Tot ongeveer 1780 werd in heel Europa de demonologie als een serieuze wetenschap gezien, aldus Stronks. De duivel was als duizendkunstenaar in staat om de mensen geestelijk te verleiden. Hij verblindde het begripsvermogen, waardoor mensen het licht van het Evangelie niet zagen, en was verantwoordelijk voor alle denkbare vormen van bezetenheid.

Maar gaf men de duivel niet te veel macht? Balthasar Bekker vatte, ‘verlicht’ als hij was, de duivel vooral figuurlijk op, maar dat was tegen het zere been van nagenoeg alle gereformeerden. Volgens Wilhelmus à Brakel bestaat de duivel en daarom was toverij mogelijk. Voetius beschouwde demonologie en toverij niet als bijgeloof, maar als reële zaken.

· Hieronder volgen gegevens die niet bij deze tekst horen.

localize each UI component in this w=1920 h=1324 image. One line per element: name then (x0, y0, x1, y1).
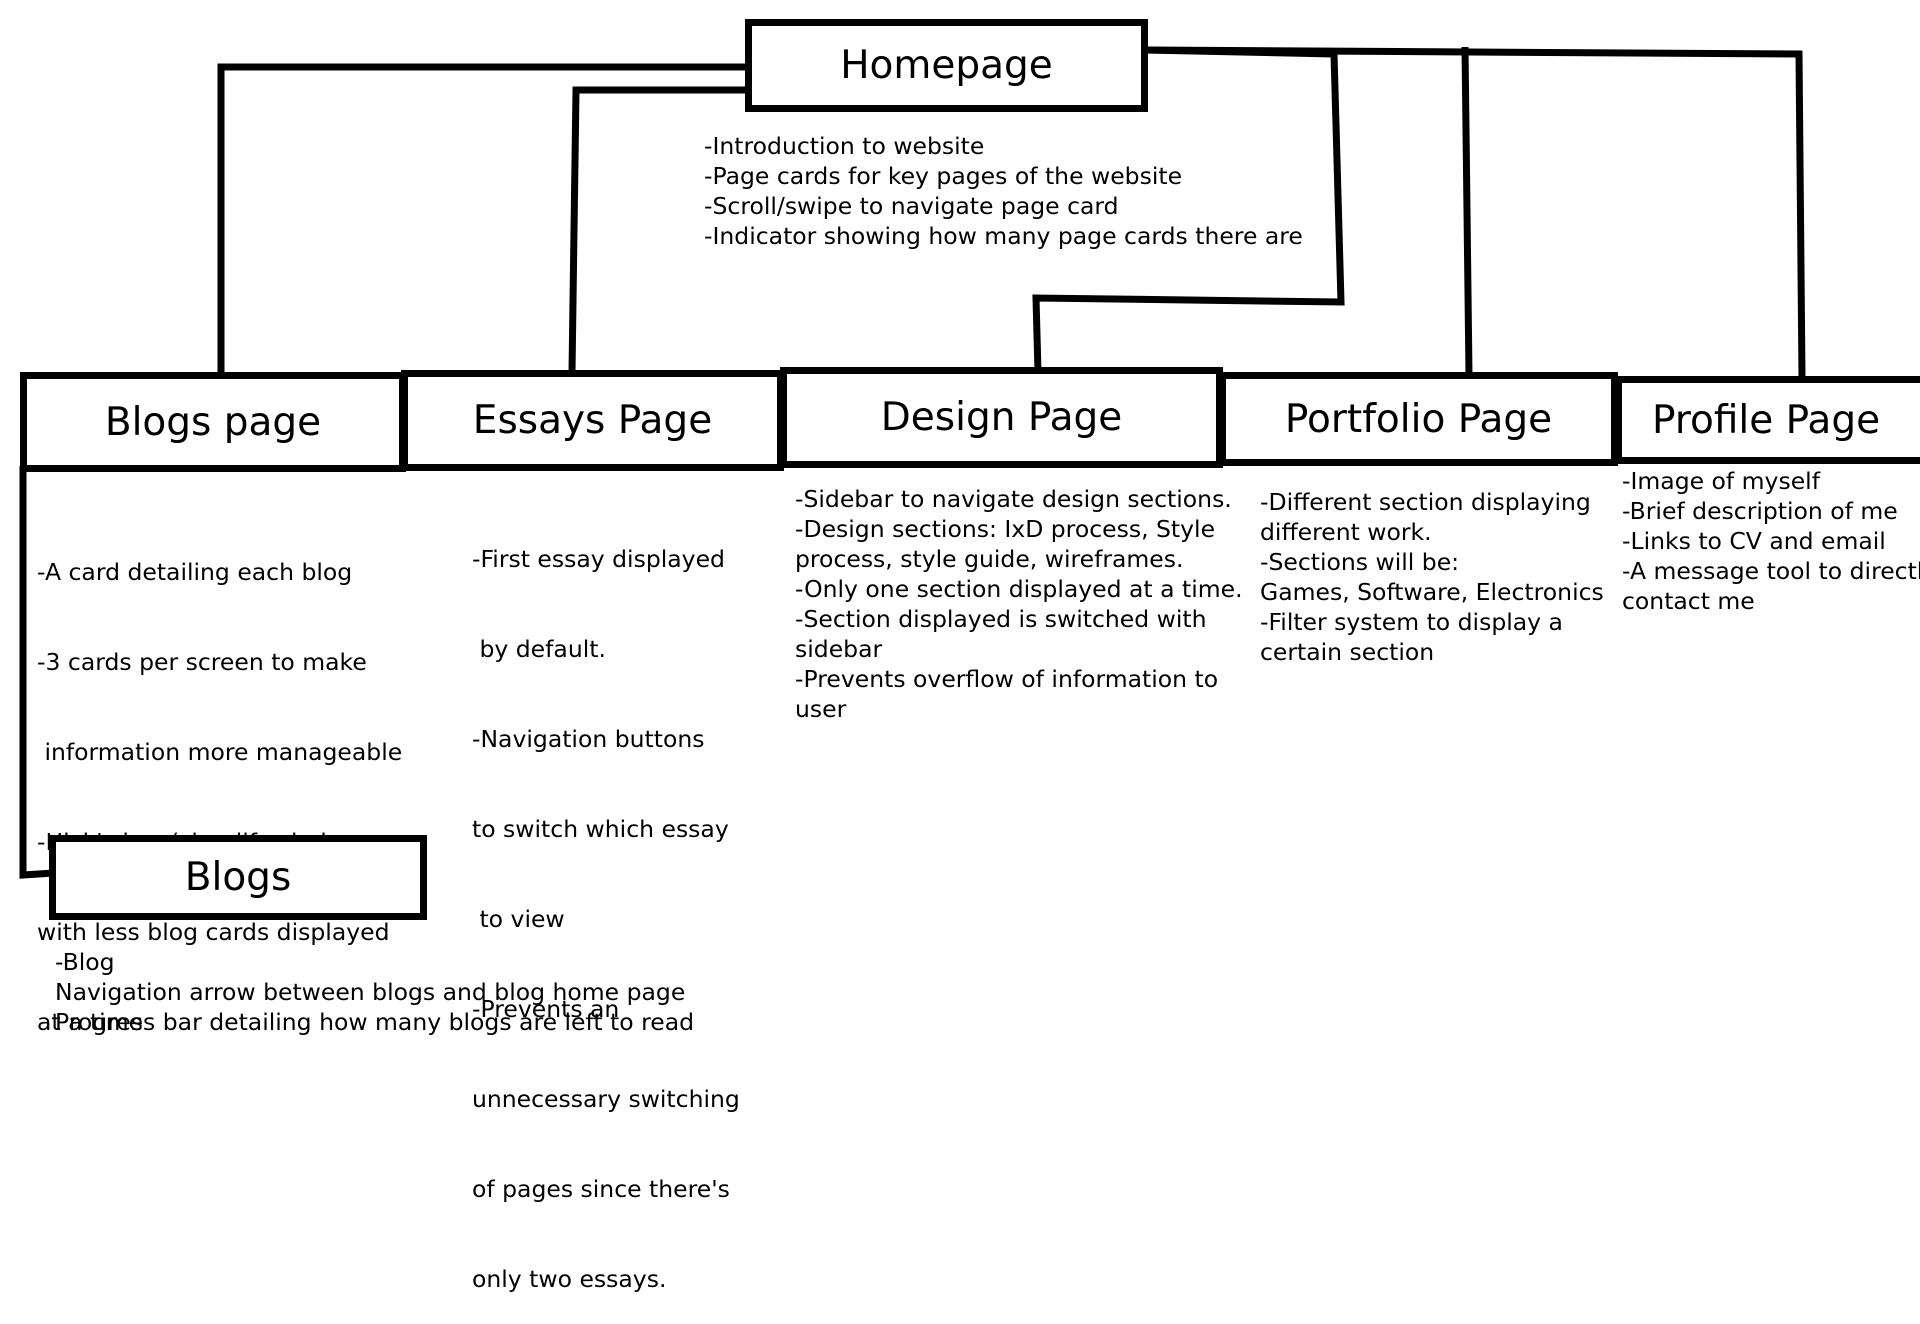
essays-page-note: -Navigation buttons (472, 725, 705, 753)
essays-page-note: -First essay displayed (472, 545, 725, 573)
portfolio-page-label: Portfolio Page (1284, 396, 1553, 442)
profile-page-node: Profile Page (1615, 376, 1920, 464)
blogs-label: Blogs (184, 855, 292, 900)
blogs-page-label: Blogs page (104, 399, 322, 445)
profile-page-note: -A message tool to directly (1622, 557, 1920, 585)
profile-page-note: -Links to CV and email (1622, 527, 1886, 555)
homepage-note: -Introduction to website (704, 132, 985, 160)
design-page-note: -Only one section displayed at a time. (795, 575, 1243, 603)
essays-page-note: by default. (472, 635, 606, 663)
portfolio-page-note: -Different section displaying (1260, 488, 1591, 516)
essays-page-note: unnecessary switching (472, 1085, 740, 1113)
essays-page-note: only two essays. (472, 1265, 667, 1293)
blogs-page-note: -A card detailing each blog (37, 558, 353, 586)
connector-homepage-to-portfolio-page (1461, 46, 1473, 376)
portfolio-page-note: certain section (1260, 638, 1435, 666)
design-page-note: -Prevents overflow of information to (795, 665, 1219, 693)
blogs-page-note: -3 cards per screen to make (37, 648, 367, 676)
homepage-note: -Page cards for key pages of the website (704, 162, 1183, 190)
portfolio-page-note: -Filter system to display a (1260, 608, 1563, 636)
design-page-note: -Section displayed is switched with (795, 605, 1207, 633)
design-page-label: Design Page (880, 395, 1123, 440)
profile-page-note: -Brief description of me (1622, 497, 1898, 525)
blogs-note: -Blog (55, 948, 115, 976)
homepage-notes: -Introduction to website -Page cards for… (704, 131, 1303, 251)
profile-page-note: -Image of myself (1622, 467, 1820, 495)
essays-page-note: of pages since there's (472, 1175, 730, 1203)
portfolio-page-note: different work. (1260, 518, 1432, 546)
design-page-note: -Design sections: IxD process, Style (795, 515, 1216, 543)
essays-page-note: to view (472, 905, 565, 933)
design-page-note: user (795, 695, 847, 723)
homepage-label: Homepage (840, 43, 1053, 88)
blogs-page-node: Blogs page (20, 372, 406, 472)
homepage-note: -Indicator showing how many page cards t… (704, 222, 1303, 250)
homepage-note: -Scroll/swipe to navigate page card (704, 192, 1119, 220)
blogs-page-note: information more manageable (37, 738, 403, 766)
profile-page-label: Profile Page (1652, 397, 1881, 443)
blogs-notes: -Blog Navigation arrow between blogs and… (55, 947, 694, 1037)
essays-page-label: Essays Page (472, 398, 713, 443)
design-page-notes: -Sidebar to navigate design sections. -D… (795, 484, 1243, 724)
portfolio-page-node: Portfolio Page (1219, 372, 1618, 466)
blogs-note: Navigation arrow between blogs and blog … (55, 978, 686, 1006)
connector-homepage-to-blogs-page (217, 63, 749, 375)
essays-page-node: Essays Page (401, 370, 784, 471)
portfolio-page-note: -Sections will be: (1260, 548, 1460, 576)
portfolio-page-notes: -Different section displaying different … (1260, 487, 1604, 667)
profile-page-note: contact me (1622, 587, 1755, 615)
blogs-page-note: with less blog cards displayed (37, 918, 390, 946)
essays-page-notes: -First essay displayed by default. -Navi… (472, 484, 740, 1324)
blogs-node: Blogs (49, 835, 427, 920)
design-page-note: process, style guide, wireframes. (795, 545, 1184, 573)
essays-page-note: to switch which essay (472, 815, 729, 843)
blogs-note: Progress bar detailing how many blogs ar… (55, 1008, 695, 1036)
design-page-node: Design Page (780, 367, 1223, 468)
profile-page-notes: -Image of myself -Brief description of m… (1622, 466, 1920, 616)
design-page-note: -Sidebar to navigate design sections. (795, 485, 1232, 513)
design-page-note: sidebar (795, 635, 883, 663)
portfolio-page-note: Games, Software, Electronics (1260, 578, 1604, 606)
homepage-node: Homepage (745, 19, 1148, 112)
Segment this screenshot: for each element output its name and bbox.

Maar de mens is vrij en is nooit willoos slachtoffer van de duivel, zo leerden de gereformeerde theologen. En hij wordt ook verleid door de wereld en zijn eigen vlees. Bovendien: wie zijn vertrouwen op God stelt, zal de duivel altijd overwinnen, zo stelden oudvaders. Zij wensten de wereld van de magie kritisch te benaderen. Ahasverus van den Berg stelde dat de Egyptische tovenaars gewone goochelaars waren. Andere theologen verklaarden toverij op een natuurlijke wijze. Veel zogeheten duivelbanners waren kwakzalvers.

17393538.JPG
De heks veroorzaakt een heftige storm door haar potten met toverdrank in de zee te legen. Een man houdt de magische staf met een paardenkop vast. De magie veroorzaakt een donkere maan.  beeld Olaus Magnus, Historia de gentibus septentrionalibus, 1555

Middenweg

Gereformeerde theologen bewandelden een middenweg tussen rationalisme en bijgeloof, aldus Stronks. Daarom was bidden, vasten en goed catechetisch onderwijs van groot belang. De oudvaders moesten niets hebben van bijgeloof of superstitie. Vooral de roomsen maakten zich volgens hen hieraan schuldig, zoals het bijgelovig aanroepen van heiligen, het aanbidden van een houten kruis of de rozenkrans.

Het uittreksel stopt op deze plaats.